Snug and low-key, Peter Hoffman's Savoy was far, far ahead of Greenmarket and localvore fetishism, and she (yep, I made the restaurant a she) carries herself as lady always-in-the-know should--with understated elegance, confidence, and natural charm.
On this sodden Sunday, Savoy never looked more inviting. The Man and I found ourselves just in time for Happy Hour, wherein certain cocktails are $8, special wines $6, and an array of bar snacks are $4-10, like deviled eggs with sumac and chili-lime chicharrónes.
Our favorite tipples were the Pimm's Pear ($8, spiced pear infusion, lemon, Pimm's #1, poire william) and the Jack Rose ($12, pomegranate, applejack, lemon); fruity without being cloying, bracing and sunny. If you're feeling strong, they have a mighty, mighty Harvest Manhattan ($12), a classic whiskey warmer scented with pumpkin liqueur and maple.
I'd remembered an item in the NYT mentioning that this year's Maine shrimp harvest was particularly bountiful, and barely smothered a squeal when I saw said shrimp on the Bar Snacks menu.
These critters are not the cocktail super-size-me variety; they're wee, super-seasonal, sweet, and pink even before cooking. I've had them mounded nigiri-style in sushi bars before, but never cooked.
I may or may not have made touchdown arms when the shrimp arrived ($8, with a creamy-not-pushy heirloom citrus tartar):
HEADS ON! YEAAAAH! It's goooood!
(Click the piccie for enlarged, full-power stare-back shrimp effect.)

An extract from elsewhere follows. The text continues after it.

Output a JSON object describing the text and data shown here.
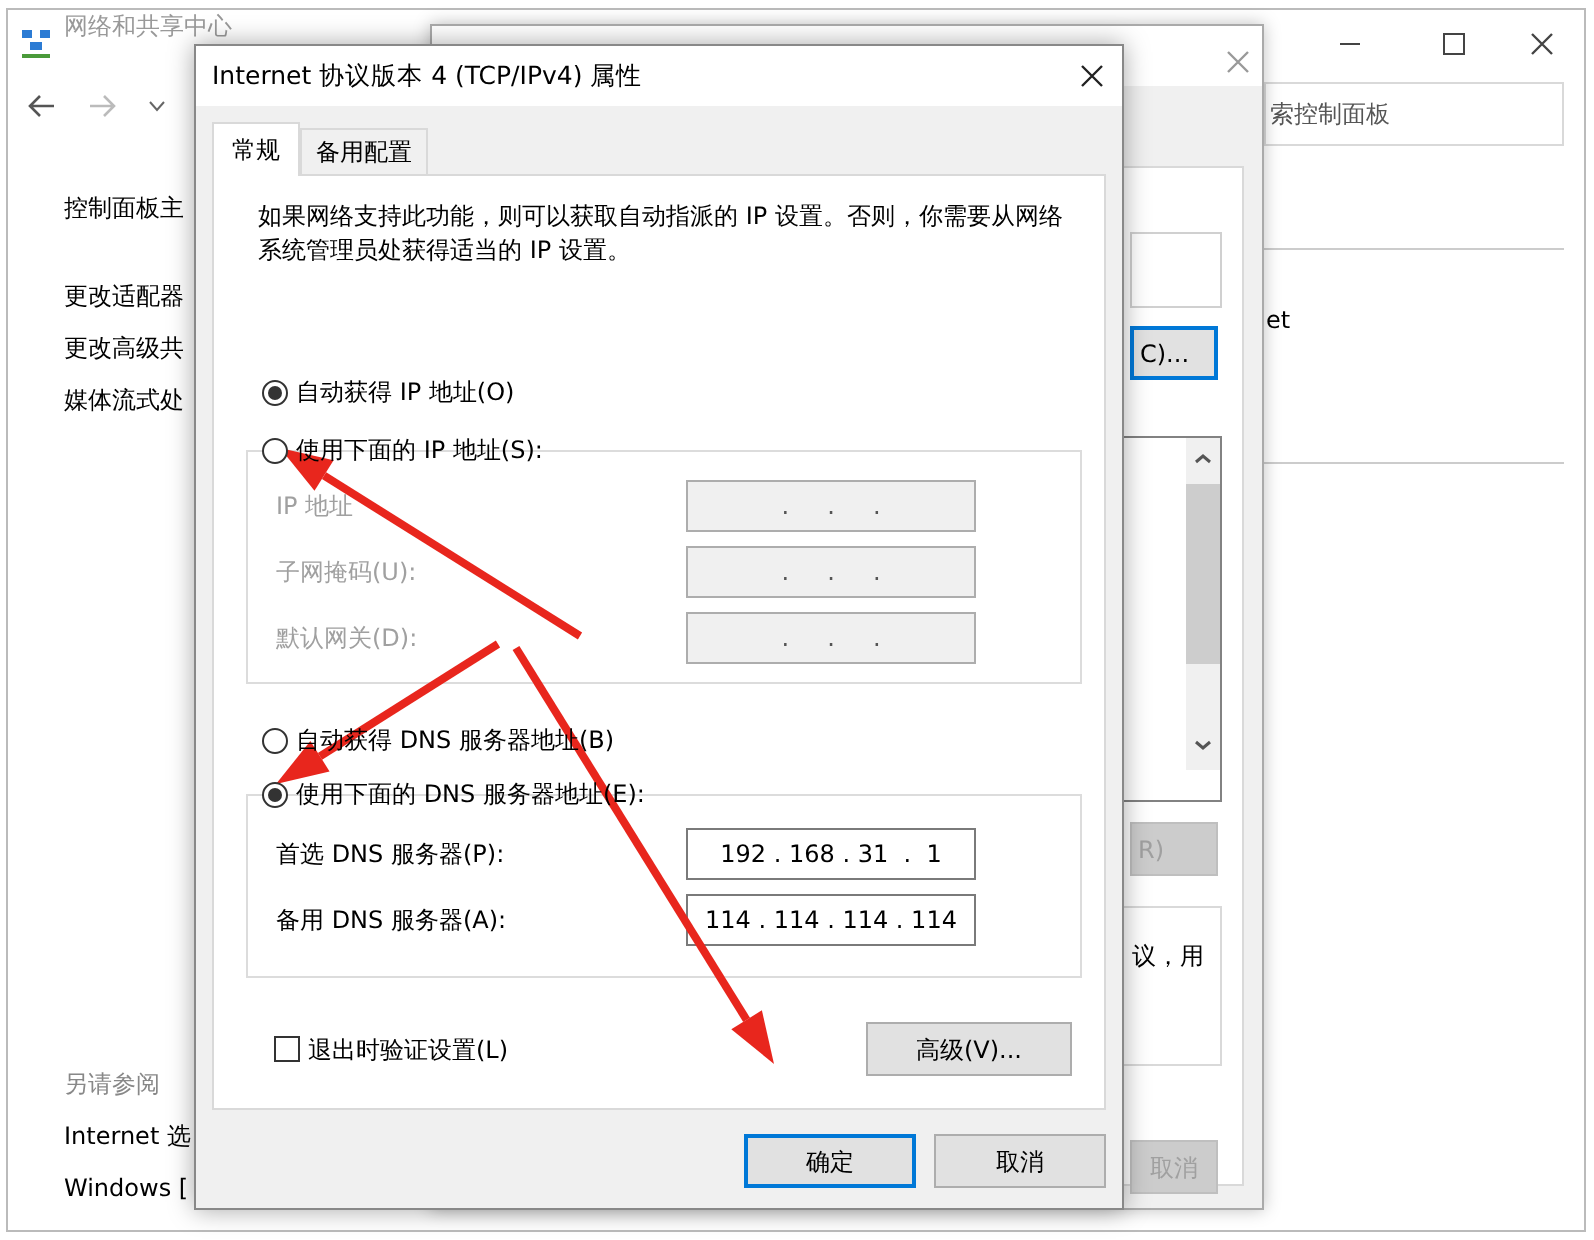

Deep-fried with shells and noggins intact may be strange to newbies, but it's hands-down my favorite kind of fried shrimp (think salt-pepper shrimp in Cantonese restaurants). The shells become the oceanic equivalent of potato chips, sealing in the briny brilliance of the sweet shrimp.
Some may be inclined to peel these babies, discard the heads, or suck said heads and consider the job done. Not me (or The Man, for that matter); we gobbled them down from tip to tail, and enjoyed every tomalley-rich, crispy sea-candy bit.
Like all good things, Maine shrimp are fleeting, so cross your fingers and go on down to Savoy for a welcome reminder that winter isn't all turnips and pigs feet.